LE ROUGE DE CLASSE III SE RECONNAÎT À SA COULEUR NOIRE.
©© Technochim

Quel industriel de la pharmacie n'a pas connu un jour un phénomène de rouging ? A trop attendre, on fragilise ses inox, et l'on pourrait faire courir un risque sur la qualité du produit. Et pourtant, il n'y a pas d'obligation réglementaire à se débarrasser de son rouge qui n'est d'ailleurs pas considéré comme un contaminant.

« Plus de 80 % des installations pharmaceutiques seraient touchées par le phénomène de rouge ». Détectable à l'œil nu, il se caractérise par une coloration des surfaces internes de certains équipements en inox, du jaune au noir, en passant par l'orange et le rouge, en fonction de l'importance du phénomène. Sont principalement touchés les réseaux de distribution de vapeur propre et d'eau chaude ultra-pure. Mais les cuves de fabrication, notamment de produits injectables, ou les cuves de préparation de milieux, ne sont pas toujours épargnées dans la mesure où elles subissent des stérilisations à la vapeur. A noter qu'« il n'y a pas de rouging dans l'eau froide, le phénomène s'amorce à partir de 50 °C », estime Dominique Weill, p-dg de la société Stérigène, spécialisée dans l'ingénierie des procédés propres et stériles.

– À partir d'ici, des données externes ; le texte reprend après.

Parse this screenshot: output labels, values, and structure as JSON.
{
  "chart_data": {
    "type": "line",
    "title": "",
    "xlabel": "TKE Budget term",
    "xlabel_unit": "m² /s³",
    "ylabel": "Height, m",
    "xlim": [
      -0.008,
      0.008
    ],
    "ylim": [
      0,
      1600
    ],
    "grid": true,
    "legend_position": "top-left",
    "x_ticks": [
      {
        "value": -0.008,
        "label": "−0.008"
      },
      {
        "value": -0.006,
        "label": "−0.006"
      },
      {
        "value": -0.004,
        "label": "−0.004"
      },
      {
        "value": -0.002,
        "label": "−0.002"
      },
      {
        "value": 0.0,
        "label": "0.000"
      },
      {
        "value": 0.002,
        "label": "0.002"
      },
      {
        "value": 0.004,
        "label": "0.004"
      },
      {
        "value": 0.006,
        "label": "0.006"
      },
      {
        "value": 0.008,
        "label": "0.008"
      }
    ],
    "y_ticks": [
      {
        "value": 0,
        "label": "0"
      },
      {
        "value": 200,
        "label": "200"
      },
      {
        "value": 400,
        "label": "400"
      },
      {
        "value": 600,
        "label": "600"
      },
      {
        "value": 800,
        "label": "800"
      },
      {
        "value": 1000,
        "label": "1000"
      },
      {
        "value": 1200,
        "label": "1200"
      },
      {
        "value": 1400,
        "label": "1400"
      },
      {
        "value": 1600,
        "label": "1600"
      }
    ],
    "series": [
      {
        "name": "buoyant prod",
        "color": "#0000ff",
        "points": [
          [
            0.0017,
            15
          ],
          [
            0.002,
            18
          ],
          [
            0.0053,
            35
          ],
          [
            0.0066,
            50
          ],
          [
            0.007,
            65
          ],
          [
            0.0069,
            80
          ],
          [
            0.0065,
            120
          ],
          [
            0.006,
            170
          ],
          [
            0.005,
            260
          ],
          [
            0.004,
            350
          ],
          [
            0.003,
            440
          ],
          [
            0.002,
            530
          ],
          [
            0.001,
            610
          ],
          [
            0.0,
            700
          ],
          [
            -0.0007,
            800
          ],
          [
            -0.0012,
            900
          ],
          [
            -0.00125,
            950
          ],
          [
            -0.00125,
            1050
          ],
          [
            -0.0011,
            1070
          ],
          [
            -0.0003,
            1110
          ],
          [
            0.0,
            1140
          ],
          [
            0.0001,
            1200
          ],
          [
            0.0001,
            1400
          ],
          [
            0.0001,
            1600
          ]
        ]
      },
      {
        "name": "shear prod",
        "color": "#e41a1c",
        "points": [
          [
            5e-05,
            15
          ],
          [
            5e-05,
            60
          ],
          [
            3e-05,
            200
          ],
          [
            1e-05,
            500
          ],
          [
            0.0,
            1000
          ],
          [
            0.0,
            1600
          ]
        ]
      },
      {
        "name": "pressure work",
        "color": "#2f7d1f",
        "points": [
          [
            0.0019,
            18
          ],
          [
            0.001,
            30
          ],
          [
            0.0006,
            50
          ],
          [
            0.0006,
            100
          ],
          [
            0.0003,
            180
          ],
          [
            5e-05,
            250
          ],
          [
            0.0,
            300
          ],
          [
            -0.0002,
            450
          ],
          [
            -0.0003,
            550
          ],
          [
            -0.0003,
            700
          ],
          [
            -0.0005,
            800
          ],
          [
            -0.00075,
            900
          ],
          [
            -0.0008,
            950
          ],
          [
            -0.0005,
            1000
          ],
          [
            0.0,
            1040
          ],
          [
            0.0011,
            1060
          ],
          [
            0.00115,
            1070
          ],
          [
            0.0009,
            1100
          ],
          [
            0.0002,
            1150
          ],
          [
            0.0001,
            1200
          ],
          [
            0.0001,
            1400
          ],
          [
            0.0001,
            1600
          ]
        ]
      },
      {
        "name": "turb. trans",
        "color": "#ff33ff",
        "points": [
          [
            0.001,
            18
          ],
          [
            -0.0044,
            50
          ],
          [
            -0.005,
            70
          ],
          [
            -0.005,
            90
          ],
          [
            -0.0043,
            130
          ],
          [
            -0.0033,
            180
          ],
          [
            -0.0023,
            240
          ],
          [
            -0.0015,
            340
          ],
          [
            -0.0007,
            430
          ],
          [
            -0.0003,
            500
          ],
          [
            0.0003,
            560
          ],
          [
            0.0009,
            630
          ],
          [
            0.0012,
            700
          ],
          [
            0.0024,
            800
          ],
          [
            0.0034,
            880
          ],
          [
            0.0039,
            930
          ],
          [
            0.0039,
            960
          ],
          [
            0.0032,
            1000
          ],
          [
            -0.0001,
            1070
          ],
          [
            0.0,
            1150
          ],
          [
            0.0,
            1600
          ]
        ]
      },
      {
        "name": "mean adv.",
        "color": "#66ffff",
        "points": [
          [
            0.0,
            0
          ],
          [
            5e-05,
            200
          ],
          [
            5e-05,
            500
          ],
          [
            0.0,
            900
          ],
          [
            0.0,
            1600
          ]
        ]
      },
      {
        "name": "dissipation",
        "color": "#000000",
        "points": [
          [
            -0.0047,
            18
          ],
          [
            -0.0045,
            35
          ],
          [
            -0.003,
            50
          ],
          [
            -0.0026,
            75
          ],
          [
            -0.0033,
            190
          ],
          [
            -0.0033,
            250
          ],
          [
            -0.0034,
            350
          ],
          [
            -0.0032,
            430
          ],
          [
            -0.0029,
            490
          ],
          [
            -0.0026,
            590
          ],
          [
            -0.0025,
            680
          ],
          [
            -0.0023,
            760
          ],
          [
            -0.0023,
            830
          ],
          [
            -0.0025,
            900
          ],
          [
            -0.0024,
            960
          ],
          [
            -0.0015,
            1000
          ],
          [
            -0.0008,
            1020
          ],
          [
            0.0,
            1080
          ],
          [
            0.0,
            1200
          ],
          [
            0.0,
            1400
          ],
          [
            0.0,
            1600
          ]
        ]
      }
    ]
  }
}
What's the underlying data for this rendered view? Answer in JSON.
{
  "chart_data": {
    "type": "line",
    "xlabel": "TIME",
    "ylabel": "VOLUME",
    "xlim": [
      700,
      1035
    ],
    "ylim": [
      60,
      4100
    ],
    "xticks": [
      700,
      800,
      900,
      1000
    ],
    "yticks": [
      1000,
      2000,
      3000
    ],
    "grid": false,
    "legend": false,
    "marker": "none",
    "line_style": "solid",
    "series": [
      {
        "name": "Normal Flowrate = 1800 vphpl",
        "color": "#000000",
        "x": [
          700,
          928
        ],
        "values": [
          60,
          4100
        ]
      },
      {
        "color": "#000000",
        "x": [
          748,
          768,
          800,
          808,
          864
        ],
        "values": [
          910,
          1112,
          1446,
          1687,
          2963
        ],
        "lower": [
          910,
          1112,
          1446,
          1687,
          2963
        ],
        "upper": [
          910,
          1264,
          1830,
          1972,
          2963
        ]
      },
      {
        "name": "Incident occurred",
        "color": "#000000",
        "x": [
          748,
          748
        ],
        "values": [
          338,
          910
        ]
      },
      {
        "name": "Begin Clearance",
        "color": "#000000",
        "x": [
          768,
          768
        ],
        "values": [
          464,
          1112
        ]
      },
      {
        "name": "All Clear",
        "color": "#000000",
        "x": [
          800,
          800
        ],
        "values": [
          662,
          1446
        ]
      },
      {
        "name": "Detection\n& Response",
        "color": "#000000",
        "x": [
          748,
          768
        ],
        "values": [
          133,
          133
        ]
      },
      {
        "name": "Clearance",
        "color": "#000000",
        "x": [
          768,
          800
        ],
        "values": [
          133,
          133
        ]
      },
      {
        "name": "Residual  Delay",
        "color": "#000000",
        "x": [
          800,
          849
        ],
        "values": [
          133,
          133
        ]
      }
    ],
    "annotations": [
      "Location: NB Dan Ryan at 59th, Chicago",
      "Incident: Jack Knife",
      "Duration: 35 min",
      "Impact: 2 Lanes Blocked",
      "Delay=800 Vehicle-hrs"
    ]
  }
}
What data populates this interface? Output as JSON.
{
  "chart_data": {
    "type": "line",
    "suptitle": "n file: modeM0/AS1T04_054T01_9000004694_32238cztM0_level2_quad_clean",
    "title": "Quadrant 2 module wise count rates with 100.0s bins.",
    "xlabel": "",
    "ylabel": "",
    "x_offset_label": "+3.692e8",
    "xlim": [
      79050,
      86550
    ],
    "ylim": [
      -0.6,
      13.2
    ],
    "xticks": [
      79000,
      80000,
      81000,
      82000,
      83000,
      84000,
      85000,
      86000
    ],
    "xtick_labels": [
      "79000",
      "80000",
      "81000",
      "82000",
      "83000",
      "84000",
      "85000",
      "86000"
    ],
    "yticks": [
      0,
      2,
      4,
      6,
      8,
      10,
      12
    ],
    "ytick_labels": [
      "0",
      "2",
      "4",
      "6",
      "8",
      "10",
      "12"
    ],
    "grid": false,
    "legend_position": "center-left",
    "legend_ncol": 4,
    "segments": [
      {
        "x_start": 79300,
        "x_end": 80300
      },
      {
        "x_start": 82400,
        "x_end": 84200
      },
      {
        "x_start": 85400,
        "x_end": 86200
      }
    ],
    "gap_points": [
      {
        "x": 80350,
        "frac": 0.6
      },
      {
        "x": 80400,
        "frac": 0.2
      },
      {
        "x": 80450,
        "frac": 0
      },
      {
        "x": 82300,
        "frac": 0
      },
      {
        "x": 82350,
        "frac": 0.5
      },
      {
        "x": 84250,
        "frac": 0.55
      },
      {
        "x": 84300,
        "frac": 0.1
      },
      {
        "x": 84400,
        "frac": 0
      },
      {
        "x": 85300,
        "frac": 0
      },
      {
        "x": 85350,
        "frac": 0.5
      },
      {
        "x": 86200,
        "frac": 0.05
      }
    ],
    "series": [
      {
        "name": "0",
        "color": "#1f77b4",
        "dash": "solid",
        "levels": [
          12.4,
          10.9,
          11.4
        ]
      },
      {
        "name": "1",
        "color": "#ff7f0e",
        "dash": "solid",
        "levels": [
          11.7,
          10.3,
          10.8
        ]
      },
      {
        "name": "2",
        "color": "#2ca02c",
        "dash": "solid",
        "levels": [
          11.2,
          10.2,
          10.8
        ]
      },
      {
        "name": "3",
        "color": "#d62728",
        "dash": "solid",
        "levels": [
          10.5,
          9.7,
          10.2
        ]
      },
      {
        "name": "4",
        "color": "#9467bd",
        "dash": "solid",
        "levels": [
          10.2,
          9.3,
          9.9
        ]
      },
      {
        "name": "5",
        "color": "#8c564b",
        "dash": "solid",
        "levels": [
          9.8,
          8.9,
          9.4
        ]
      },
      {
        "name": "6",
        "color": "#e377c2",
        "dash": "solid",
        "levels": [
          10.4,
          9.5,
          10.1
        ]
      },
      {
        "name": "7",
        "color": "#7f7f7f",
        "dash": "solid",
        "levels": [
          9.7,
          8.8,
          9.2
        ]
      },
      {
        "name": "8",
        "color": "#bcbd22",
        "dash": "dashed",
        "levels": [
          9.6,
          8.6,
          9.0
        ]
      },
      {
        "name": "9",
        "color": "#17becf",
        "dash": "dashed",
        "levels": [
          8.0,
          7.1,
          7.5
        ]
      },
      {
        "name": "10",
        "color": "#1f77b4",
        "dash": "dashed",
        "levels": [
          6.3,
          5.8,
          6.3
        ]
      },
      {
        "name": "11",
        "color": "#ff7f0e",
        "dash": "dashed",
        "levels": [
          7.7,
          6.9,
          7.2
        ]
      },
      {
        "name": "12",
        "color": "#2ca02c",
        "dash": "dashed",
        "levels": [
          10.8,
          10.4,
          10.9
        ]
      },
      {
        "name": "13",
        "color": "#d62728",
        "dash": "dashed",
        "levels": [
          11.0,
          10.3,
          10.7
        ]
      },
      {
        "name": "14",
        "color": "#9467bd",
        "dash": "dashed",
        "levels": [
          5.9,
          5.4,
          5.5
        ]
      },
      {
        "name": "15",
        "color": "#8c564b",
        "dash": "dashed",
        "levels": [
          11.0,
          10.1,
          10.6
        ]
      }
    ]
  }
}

Ce phénomène révèle la présence d'une plus forte concentration d'oxydes de fer (dans des degrés d'oxydation de +II et/ou +III), à la place des oxydes de chrome protecteurs recouvrant la surface des inox pour réduire leur perméabilité aux ions extérieurs et ainsi renforcer justement ce caractère inoxydable. « La couche passive qui protège les inox est composée majoritairement d'oxydes de chrome et d'un peu d'oxydes de fer, dans un ratio chrome/fer autour de 1,5 », explique Frédéric Groulard, directeur général de la société belge Technochim, spécialisée dans le traitement chimique des inox dans des environnements ultra-propres. « Quand le phénomène de rouge survient, ce ratio a tendance à diminuer ». Le mécanisme exact reste encore inconnu. En 2000, Tverberg et al. [1,2] ont cependant proposé une première classification du rouging, reprise en 2009 par l'ASME BPE (American society of mechanical engineers, section bioprocess). La classe I correspond à une formation de couche d'oxyde de fer qui n'est pas adhérente et peut être éliminée par un simple essuyage au chiffon. D'ailleurs, le « test du chiffon blanc » est l'une des façons de diagnostiquer le phénomène. Selon Dominique Weill (Stérigène), à ce stade, on ne peut pas parler de corrosion de l'inox, mais seulement de la formation d'un dépôt d'oxydes de fer. Dans les rouges de classes II et III (rouge noir ou blacking), le dépôt se fait plus tenace et un essuyage ne suffit plus. Par ailleurs, on peut commencer à observer un piquage de l'inox qui correspond cette fois au démarrage d'une corrosion.

Si le phénomène est connu et quasi-inévitable, il reste une certaine incertitude sur son temps d'apparition, et les facteurs qui le favorisent. « Sur une installation neuve, le rouge n'apparaît pas en 8 jours », selon Dominique Weill (Stérigène). Frédéric Groulard (Technochim) précise qu'un réseau de vapeur propre à 120 °C peut être impacté après 3 ou 4 mois. Une boucle d'eau purifiée à 85-90 °C sera touchée au bout de 1 ou 2 ans. Par ailleurs, il peut y avoir des facteurs aggravants comme des soudures mal exécutées, des défauts de surface ou une passivation de l'inox mal réalisée avant la mise en service des installations... Dominique Weill observe que l'industrie pharmaceutique ne dédie que peu de moyens à la recherche des causes. « De petits financements résoudraient beaucoup de problèmes », ajoute-t-il.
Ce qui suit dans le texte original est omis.